In recent years, there's been a fair amount of speculation that General Motors would break off Corvette into a standalone brand; it has far more of a premium resonance than Chevrolet. Now, according to a Car and Driver report, that process is underway. An anonymous source from GM's tech center — whose words sound far more official PR-like than human — revealed plans to launch the Corvette brand in 2025. GM is officially calling the reports "speculative."
The report says Corvette's traditional sports car lineup will continue with the E-Ray, ZR1 and Zora C8 variants. Corvette will produce an eventual electric sports car on the Ultium platform. Corvette — conforming with the previous reporting — will also launch two new Corvette-branded EVs starting in 2025, a four-door liftback coupe (also known as a sedan) to take on the likes of the Porsche Taycan — and a premium crossover.

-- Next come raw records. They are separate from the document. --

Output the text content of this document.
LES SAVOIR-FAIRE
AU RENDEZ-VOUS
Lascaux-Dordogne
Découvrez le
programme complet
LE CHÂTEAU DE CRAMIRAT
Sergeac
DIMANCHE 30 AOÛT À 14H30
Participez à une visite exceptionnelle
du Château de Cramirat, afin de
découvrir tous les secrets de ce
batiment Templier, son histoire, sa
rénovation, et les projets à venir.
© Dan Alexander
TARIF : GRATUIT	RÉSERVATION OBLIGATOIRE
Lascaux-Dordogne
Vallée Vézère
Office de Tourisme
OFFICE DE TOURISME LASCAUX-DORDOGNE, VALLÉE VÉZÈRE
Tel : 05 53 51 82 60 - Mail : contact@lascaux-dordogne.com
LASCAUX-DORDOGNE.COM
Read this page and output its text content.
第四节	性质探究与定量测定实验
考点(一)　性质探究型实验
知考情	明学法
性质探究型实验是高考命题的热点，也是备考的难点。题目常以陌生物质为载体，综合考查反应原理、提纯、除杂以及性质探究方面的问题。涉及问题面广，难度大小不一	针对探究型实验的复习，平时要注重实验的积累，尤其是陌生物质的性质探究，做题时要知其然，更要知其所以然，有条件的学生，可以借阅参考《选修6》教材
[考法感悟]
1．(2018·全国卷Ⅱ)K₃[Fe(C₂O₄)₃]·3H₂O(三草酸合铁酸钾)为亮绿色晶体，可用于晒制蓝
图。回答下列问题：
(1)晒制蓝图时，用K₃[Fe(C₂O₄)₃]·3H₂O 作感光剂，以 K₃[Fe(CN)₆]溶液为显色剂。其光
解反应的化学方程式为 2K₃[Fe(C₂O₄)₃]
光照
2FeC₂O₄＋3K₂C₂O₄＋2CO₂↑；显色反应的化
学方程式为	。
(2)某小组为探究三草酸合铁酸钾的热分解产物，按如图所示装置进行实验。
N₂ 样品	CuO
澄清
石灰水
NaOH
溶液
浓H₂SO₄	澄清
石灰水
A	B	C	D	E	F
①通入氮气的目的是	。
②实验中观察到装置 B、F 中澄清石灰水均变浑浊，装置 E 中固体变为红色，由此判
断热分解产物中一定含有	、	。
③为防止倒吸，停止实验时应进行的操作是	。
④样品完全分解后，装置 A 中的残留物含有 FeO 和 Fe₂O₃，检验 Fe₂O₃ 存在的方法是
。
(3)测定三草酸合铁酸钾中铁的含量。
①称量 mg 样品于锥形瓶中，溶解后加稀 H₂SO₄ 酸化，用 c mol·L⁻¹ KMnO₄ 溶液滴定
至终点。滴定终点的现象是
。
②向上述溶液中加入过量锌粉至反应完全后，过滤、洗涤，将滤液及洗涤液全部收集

Traditionalists will lament the broadening of the Corvette nameplate. But as with the Ford Mustang Mach E, that sentiment seems likely to fade after the initial yelling. And as with the new Mustang, having more practical Corvette vehicles should free up Corvette to take a more traditionalist approach to the sports car (even if the mid-engine C8 did away with several Corvette traditions).
The challenge for the new Corvette brand will be defining and differentiating the new Ultium platform vehicles as Corvettes; Cadillac will be producing premium, potentially sporty EVs as well. Doing so will require tangible differences not just (purportedly not worked over) rhetorical flourishes like the new Corvette EVs being "copies of nothing" and "encapsulated emotional purity."
According to the report, Corvette will try to do that with tech, with features like advanced battery packaging and charging capability and tweaks for better driving dynamics, such as multi-mode four-wheel steering, torque vectoring, a brake-by-wire system and efficient, high-revving electric motors. How many of those features are Corvette-exclusive remains to be seen.